Managers will not entertain talk of hoodoos.

“They don’t exist”, “It’s just coincidence”, “the past is the past” are the sort of responses you get when informing the boss that his team has a lousy record at such-and-such a ground.

For all they might complain bitterly about such nonsense, it’s a fact that some clubs could not buy a win at certain locations.

This writer does not wish to put the skids on Sunderland, but Stoke and the Stadium of Light do not go arm in arm together like Morecambe & Wise, The Two Ronnies or Dempsey & Makepeace.

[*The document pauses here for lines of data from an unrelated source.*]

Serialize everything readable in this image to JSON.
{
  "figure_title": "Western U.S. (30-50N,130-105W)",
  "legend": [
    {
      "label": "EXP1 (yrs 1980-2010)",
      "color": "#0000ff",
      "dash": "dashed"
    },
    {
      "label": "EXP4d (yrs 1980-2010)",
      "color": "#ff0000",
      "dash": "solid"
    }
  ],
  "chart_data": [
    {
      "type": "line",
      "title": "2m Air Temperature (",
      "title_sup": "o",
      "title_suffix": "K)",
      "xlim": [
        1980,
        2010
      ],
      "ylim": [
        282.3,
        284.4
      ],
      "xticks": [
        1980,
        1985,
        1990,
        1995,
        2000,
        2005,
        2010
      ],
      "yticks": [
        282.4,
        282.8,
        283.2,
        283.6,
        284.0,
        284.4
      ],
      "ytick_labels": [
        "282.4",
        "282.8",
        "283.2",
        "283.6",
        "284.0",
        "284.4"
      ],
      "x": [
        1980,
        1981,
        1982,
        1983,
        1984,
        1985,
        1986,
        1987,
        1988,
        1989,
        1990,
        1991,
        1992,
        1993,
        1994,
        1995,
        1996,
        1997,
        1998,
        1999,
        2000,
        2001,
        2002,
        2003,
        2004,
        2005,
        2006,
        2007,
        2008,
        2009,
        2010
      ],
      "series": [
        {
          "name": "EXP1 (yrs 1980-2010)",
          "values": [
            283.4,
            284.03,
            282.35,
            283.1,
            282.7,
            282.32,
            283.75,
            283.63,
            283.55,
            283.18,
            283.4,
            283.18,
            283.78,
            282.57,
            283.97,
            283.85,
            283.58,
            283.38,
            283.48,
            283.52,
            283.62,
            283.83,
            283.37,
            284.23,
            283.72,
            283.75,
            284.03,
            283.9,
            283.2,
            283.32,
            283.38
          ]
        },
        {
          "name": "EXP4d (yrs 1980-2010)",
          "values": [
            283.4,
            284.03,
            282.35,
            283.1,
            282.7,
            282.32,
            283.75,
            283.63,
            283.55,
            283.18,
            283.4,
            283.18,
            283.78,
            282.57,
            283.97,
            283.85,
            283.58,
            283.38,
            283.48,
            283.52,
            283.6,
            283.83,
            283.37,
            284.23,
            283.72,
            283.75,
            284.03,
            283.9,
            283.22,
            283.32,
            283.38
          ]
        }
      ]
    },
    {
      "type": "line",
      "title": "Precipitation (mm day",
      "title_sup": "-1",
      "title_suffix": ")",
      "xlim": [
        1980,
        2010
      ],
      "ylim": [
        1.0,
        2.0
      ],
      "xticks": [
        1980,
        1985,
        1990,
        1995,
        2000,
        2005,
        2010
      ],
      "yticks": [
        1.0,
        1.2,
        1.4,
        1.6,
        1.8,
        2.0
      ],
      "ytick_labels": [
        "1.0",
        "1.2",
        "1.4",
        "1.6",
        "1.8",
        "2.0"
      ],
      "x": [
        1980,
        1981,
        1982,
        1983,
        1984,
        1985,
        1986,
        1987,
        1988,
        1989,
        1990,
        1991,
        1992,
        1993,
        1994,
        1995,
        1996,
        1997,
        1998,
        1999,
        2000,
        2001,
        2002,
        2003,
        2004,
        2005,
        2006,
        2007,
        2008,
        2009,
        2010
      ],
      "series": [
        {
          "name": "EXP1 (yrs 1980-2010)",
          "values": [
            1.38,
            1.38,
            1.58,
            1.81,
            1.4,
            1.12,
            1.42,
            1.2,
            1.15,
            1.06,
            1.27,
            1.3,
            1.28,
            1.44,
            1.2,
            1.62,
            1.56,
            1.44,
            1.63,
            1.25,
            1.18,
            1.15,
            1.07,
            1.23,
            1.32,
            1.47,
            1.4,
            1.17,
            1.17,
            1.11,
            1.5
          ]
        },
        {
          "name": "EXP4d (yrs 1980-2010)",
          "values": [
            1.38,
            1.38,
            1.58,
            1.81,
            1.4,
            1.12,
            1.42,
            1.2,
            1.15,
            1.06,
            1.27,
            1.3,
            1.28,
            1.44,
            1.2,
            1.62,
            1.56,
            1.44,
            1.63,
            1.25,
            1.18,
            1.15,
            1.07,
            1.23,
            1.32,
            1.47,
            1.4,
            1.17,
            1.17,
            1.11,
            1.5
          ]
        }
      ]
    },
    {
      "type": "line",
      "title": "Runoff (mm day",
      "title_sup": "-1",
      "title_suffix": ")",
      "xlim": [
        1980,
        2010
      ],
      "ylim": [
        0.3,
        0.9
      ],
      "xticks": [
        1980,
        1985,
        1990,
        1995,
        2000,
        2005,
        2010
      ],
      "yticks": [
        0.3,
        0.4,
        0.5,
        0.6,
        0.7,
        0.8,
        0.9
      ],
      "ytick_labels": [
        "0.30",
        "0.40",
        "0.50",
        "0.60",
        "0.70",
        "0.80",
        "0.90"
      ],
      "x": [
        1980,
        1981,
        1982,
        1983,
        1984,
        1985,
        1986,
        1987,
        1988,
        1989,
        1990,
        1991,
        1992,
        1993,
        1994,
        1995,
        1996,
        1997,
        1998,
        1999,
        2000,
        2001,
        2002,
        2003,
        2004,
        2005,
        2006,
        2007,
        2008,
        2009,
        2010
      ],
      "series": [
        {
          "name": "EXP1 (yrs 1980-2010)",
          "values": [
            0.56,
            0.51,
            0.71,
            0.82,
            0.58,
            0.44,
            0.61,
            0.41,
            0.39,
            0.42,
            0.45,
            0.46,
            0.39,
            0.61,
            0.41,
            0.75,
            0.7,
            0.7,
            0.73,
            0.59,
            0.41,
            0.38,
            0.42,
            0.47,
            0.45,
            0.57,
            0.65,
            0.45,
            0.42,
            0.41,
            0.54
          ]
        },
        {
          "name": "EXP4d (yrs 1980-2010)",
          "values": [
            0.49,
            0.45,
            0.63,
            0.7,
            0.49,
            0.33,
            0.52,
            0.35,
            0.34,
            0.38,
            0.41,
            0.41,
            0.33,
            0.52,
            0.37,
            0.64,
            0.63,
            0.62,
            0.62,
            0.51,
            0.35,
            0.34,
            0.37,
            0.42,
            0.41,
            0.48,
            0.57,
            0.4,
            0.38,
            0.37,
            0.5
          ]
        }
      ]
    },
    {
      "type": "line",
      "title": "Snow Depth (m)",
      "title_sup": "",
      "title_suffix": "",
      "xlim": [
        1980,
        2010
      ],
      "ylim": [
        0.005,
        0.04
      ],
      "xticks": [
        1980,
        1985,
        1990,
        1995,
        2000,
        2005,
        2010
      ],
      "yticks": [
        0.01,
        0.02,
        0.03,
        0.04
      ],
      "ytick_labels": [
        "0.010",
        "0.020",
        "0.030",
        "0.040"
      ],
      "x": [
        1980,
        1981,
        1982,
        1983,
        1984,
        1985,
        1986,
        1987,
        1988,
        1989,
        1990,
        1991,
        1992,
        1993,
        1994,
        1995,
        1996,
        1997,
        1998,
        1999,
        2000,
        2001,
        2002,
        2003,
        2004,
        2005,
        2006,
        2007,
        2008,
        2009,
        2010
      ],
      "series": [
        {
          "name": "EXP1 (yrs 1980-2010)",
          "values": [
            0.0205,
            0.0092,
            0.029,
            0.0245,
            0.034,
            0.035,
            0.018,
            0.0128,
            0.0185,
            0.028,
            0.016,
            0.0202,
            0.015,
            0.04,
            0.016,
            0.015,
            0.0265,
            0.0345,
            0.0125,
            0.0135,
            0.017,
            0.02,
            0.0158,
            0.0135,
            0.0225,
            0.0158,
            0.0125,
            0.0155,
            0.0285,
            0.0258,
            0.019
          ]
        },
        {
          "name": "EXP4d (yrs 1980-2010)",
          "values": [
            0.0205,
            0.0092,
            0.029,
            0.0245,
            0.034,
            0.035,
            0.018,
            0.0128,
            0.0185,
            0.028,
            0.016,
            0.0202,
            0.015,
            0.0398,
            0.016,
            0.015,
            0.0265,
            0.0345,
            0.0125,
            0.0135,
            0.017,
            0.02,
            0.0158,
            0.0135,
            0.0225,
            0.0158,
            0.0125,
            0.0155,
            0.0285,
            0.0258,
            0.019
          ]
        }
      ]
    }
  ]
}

Come to think of it, Dempsey & Makepeace were on our TV screens the last time the Potters won on Wearside in the league (though they did win a League Cup tie a couple of years ago).

Stoke don’t like it up here, not one bit, so the Black Cats must get on the front foot (just as they did against Leicester).

The home support (so passionate against Liverpool) can play their part too – make some noise, get on Stoke’s backs and remind them why they are not lovers of this wonderful part of the area.

Get the set-pieces right:

Those who sat through the bore draw with Burnley and then, even more courageously, made it through this reporter’s post-match ramblings will know the corner against the Clarets were not exactly top drawer.

On days when chances may not exactly be flowing, having seven opportunities to put the ball into the opposition box is not a figure to be sniffed at.

Seb Larsson usually shows a bit of quality from a dead ball, his free-kick even brought the late penalty which gave Sunderland a draw with Liverpool.

He was a little off-colour last week, though the Black Cats seemed reluctant to put the ball into the mix.

Get the ball in, lads, against a side who have leaked a few times on the road.

Admittedly, Stoke’s last three awaydays have been at Arsenal, Liverpool and Chelsea, so three heavy defeats at title contenders is hardly a shock.

But if they are put under pressure, they can creak and they hold top spot in the OG department, conceding three past their own keeper, further evidence on that subject.